The free speech advocacy organization First Amendment Coalition on Tuesday filed a lawsuit against both the San Francisco Police Department and Mayor London Breed, alleging that both Breed’s office and the police department have refused to release public records related to the investigation into freelance journalist Bryan Carmody.

The investigation into how Carmody obtained a stolen police report on the Feb. 22 death of Public Defender Jeff Adachi before selling it to media outlets ultimately led investigators to monitor his phone and raid his home and office.

According to FAC, the organization filed a series of public records requests with both Breed’s office and the police department in connection with the investigation, but Breed’s office sent them only two records from April and none from February and March. The police department denied their requests altogether, FAC officials said.

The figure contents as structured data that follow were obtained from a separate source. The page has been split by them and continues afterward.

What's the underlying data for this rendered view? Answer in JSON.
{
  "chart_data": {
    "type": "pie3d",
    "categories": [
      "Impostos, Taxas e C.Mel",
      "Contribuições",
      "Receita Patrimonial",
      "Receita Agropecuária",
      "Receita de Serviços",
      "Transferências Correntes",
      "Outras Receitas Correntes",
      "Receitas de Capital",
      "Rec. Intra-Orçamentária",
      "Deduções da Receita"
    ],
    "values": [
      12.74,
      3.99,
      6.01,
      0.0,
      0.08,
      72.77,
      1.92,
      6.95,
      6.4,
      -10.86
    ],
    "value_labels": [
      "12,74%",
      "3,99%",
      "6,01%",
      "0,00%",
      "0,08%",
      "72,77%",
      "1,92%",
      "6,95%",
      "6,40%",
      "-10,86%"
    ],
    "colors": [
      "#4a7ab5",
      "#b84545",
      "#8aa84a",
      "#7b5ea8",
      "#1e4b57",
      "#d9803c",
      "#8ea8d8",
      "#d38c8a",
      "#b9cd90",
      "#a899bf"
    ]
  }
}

The lawsuit alleges that by denying their requests, both Breed’s office and police violated the California Public Records Act and the San Francisco Sunshine Ordinance.

In a statement, FAC executive director David Snyder said:

“City leaders have made an awful situation worse by stonewalling our requests for records related to the Carmody debacle.”

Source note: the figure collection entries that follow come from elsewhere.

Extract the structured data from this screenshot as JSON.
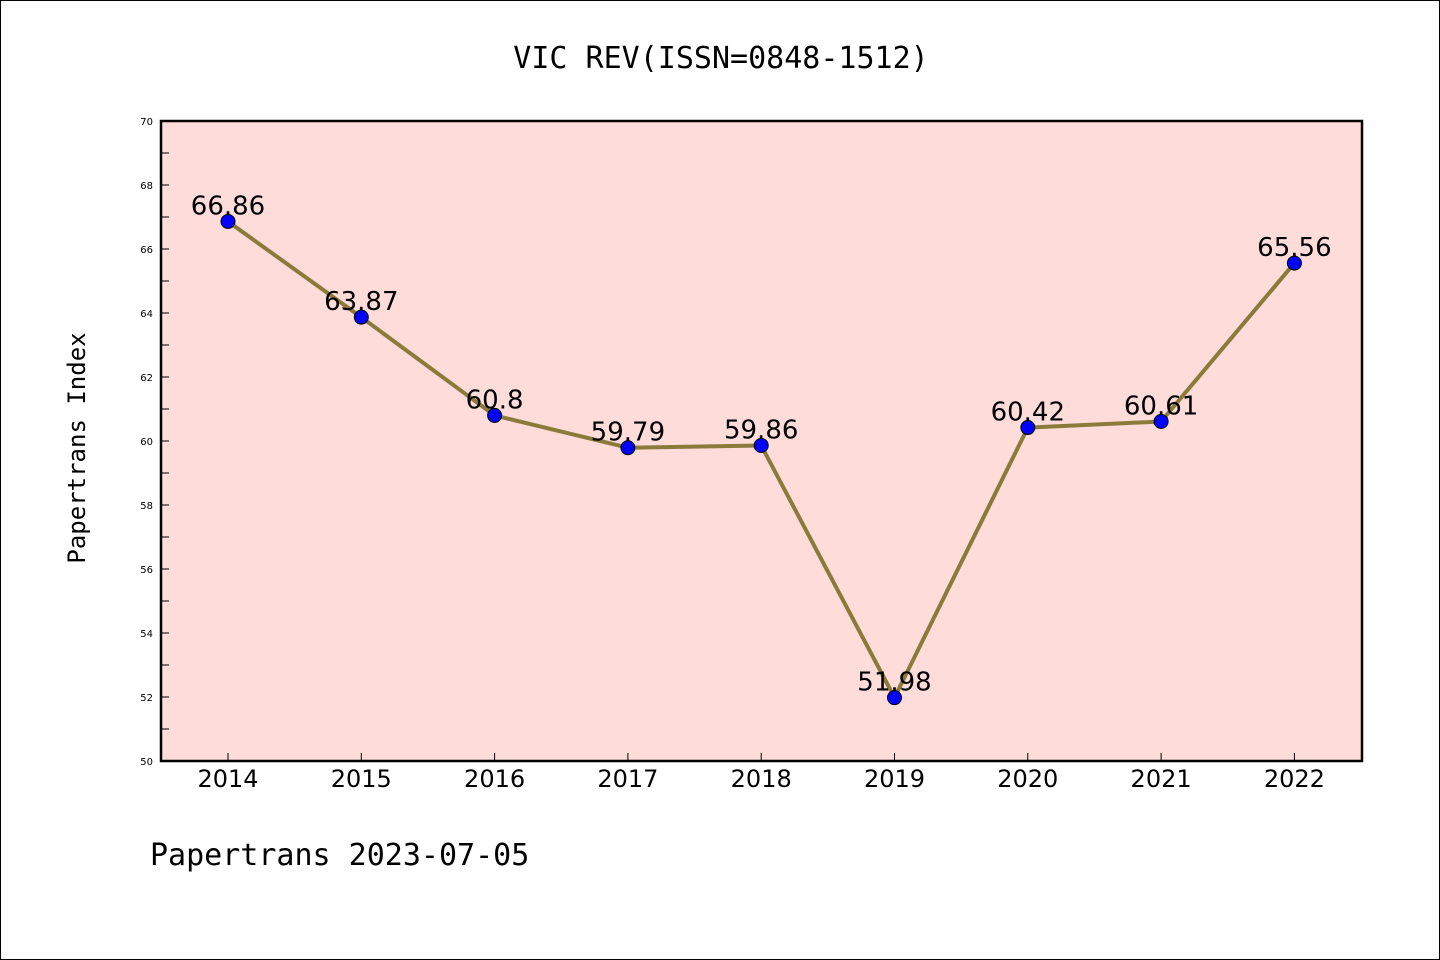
{
  "chart_data": {
    "type": "line",
    "title": "VIC REV(ISSN=0848-1512)",
    "xlabel": "",
    "ylabel": "Papertrans Index",
    "footer": "Papertrans 2023-07-05",
    "categories": [
      "2014",
      "2015",
      "2016",
      "2017",
      "2018",
      "2019",
      "2020",
      "2021",
      "2022"
    ],
    "series": [
      {
        "values": [
          66.86,
          63.87,
          60.8,
          59.79,
          59.86,
          51.98,
          60.42,
          60.61,
          65.56
        ],
        "labels": [
          "66.86",
          "63.87",
          "60.8",
          "59.79",
          "59.86",
          "51.98",
          "60.42",
          "60.61",
          "65.56"
        ]
      }
    ],
    "ylim": [
      50,
      70
    ],
    "yticks": [
      "50",
      "52",
      "54",
      "56",
      "58",
      "60",
      "62",
      "64",
      "66",
      "68",
      "70"
    ],
    "grid": false,
    "colors": {
      "plot_background": "#FDDCDA",
      "line": "#8B7A3A",
      "marker": "#0000FF"
    }
  }
}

“They have already violated the constitutional rights of a journalist and now they are refusing to give the public key communications about the decision-making that led to these actions.”

Ching Wong/SFBay San Francisco Mayor London Breed, third left, prays during a memorial service for Public Defender Jeff Adachi at City Hall in San Francisco, Calif., on Monday, March 4, 2019. (Ching Wong/SFBay)

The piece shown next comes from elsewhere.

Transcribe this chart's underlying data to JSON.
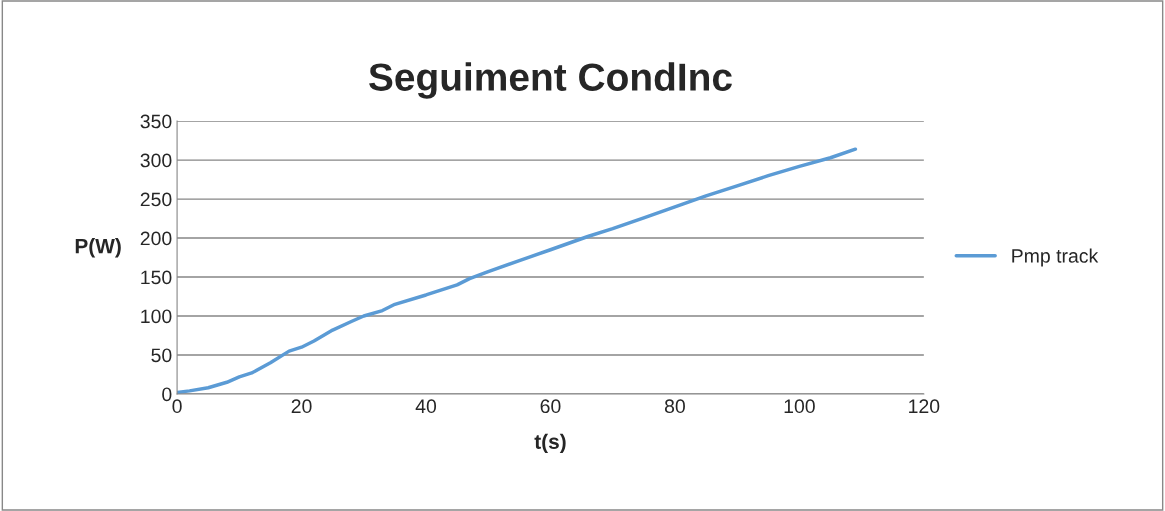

The lawsuit is seeking to force SFPD and the mayor’s office to comply with the public records act and sunshine ordinance.

The requested records could help the organization and the public understand what led law enforcement to conduct the May 10 search at Carmody’s home and office and seize his property.

Both FAC and Carmody’s attorneys have maintained the police department violated the California Shield Law by conducting the raid. The law protects journalists from being forced to reveal their sources and hand over any unpublished material to law enforcement.

During the investigation into Carmody, police obtained five search warrants that led to the raids and the seizure of his property. The FAC and Carmody’s attorneys have successfully gotten all five warrants quashed and four warrants have been unsealed, with a ruling pending on unsealing the fifth one.

Those four warrants, so far, have shown that both police and judges who signed them had evidence that Carmody was a journalist. In response to the suit, John Cote, spokesman with the city attorney’s office said:

“We’ll review the lawsuit thoroughly once we’ve been served with it, and we’ll respond accordingly in court.”


CORRECTION: A previous version of this story cited the wrong last name of the FAC executive director. It is David Snyder, not Sydney as originally reported. The text has since been corrected for accuracy.